The Federal Court noted that this finding of fact was an error: the Canadian price was in fact 20% lower than the U.S. price. However, it noted evidence that, on average, medicines are 220% more expensive in the U.S. than in Canada. The PMPRB had given no weight to Alexion’s conduct in not increasing (and, in fact effectively decreasing) the price of Soliris since its introduction, concluding that Alexion’s conduct was of little assistance in answering the excessive pricing question. Again, the Federal Court determined that was a reasonable approach.
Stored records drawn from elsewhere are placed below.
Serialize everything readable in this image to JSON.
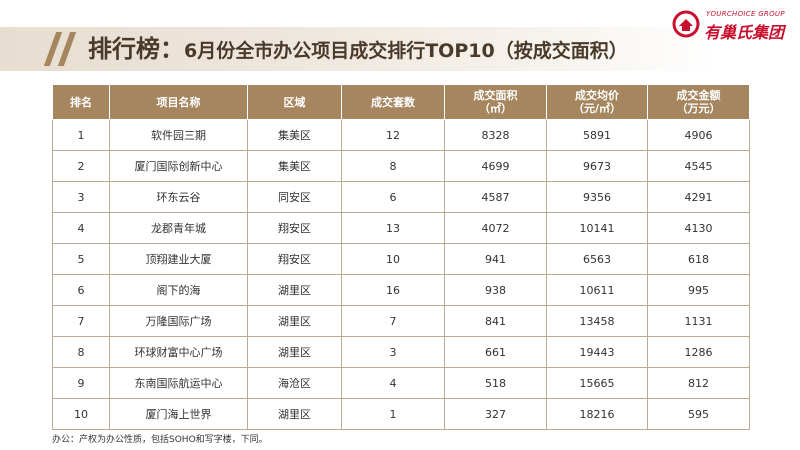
{
  "header": {
    "title_main": "排行榜：",
    "title_sub": "6月份全市办公项目成交排行TOP10（按成交面积）"
  },
  "logo": {
    "en": "YOURCHOICE GROUP",
    "cn": "有巢氏集团",
    "icon": "house-icon",
    "color": "#c8102e"
  },
  "colors": {
    "accent": "#a5865e",
    "title": "#4a3a2a"
  },
  "table": {
    "columns": [
      {
        "line1": "排名",
        "line2": ""
      },
      {
        "line1": "项目名称",
        "line2": ""
      },
      {
        "line1": "区域",
        "line2": ""
      },
      {
        "line1": "成交套数",
        "line2": ""
      },
      {
        "line1": "成交面积",
        "line2": "（㎡）"
      },
      {
        "line1": "成交均价",
        "line2": "（元/㎡）"
      },
      {
        "line1": "成交金额",
        "line2": "（万元）"
      }
    ],
    "rows": [
      [
        "1",
        "软件园三期",
        "集美区",
        "12",
        "8328",
        "5891",
        "4906"
      ],
      [
        "2",
        "厦门国际创新中心",
        "集美区",
        "8",
        "4699",
        "9673",
        "4545"
      ],
      [
        "3",
        "环东云谷",
        "同安区",
        "6",
        "4587",
        "9356",
        "4291"
      ],
      [
        "4",
        "龙郡青年城",
        "翔安区",
        "13",
        "4072",
        "10141",
        "4130"
      ],
      [
        "5",
        "顶翔建业大厦",
        "翔安区",
        "10",
        "941",
        "6563",
        "618"
      ],
      [
        "6",
        "阁下的海",
        "湖里区",
        "16",
        "938",
        "10611",
        "995"
      ],
      [
        "7",
        "万隆国际广场",
        "湖里区",
        "7",
        "841",
        "13458",
        "1131"
      ],
      [
        "8",
        "环球财富中心广场",
        "湖里区",
        "3",
        "661",
        "19443",
        "1286"
      ],
      [
        "9",
        "东南国际航运中心",
        "海沧区",
        "4",
        "518",
        "15665",
        "812"
      ],
      [
        "10",
        "厦门海上世界",
        "湖里区",
        "1",
        "327",
        "18216",
        "595"
      ]
    ]
  },
  "footnote": "办公：产权为办公性质，包括SOHO和写字楼，下同。"
}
Alexion pointed out to both the PMPRB and the Federal Court that the actual price of Soliris had not changed since its introduction in Canada. Any perceived pricing changes had resulted from fluxes in currency exchange rates that were beyond Alexion’s control. While the PMPRB accepted that currency exchange fluctuations were beyond the control of a patentee, its view was that Alexion was aware of the exchange rate issues—noting the guidelines provide that currency exchange fluctuations are the responsibility of the patentee—and that Alexion could have amended its Canadian pricing accordingly. The Federal Court held that the PMPRB’s decision was not unreasonable.
Product listing agreements
Alexion attempted to rely on rebates given to provincial health insurance plans (to reduce the effective average price of Soliris). Alexion’s confidential product listing agreements (PLAs) with these provincial bodies were provided to PMPRB in the course of the hearing through subpoenas by Board Staff. The PMPRB held that these rebates would not be taken into account for the purpose of considering excess revenues because provinces that have received payments from Alexion under a PLA are not “customers” of Alexion and ineligible in determining the average transaction price at which Solaris was sold. The Federal Court agreed with the PMPRB and rejected any reliance by the patentee on the rebates paid pursuant to PLAs, concluding that PMPRB’s refusal to consider provincial rebates was not unreasonable:
It was open to the Panel to conclude, as it did, that provinces that have received payments from a patentee pursuant to a PLA are not customers… On this basis, it was reasonable for the Panel to conclude that discount payments to the provinces were not to be taken into account in determining the average transaction price.
Reasonable rate of return
The PMPRB had considered that the U.K. price of Soliris (LIPC test) was appropriate because it was indicative of the price that the patentee was prepared to recoup in a market. On appeal, the Federal Court noted, over the objection of the patentee, “there was evidence before the Panel to the effect that the price in one comparator jurisdiction can provide a reasonable perspective on costs and rate of return in another.”
This decision was made under the current Patented Medicines Regulations. Under proposed Regulations (published in draft at the time of writing), the PMPRB would be given a wider latitude to consider other factors if the proposed amendments become law. You can read a discussion of these in “Proposed PMPRB Regulations published for comment.”
1 Federal Court of Appeal Court File No. A-237-19.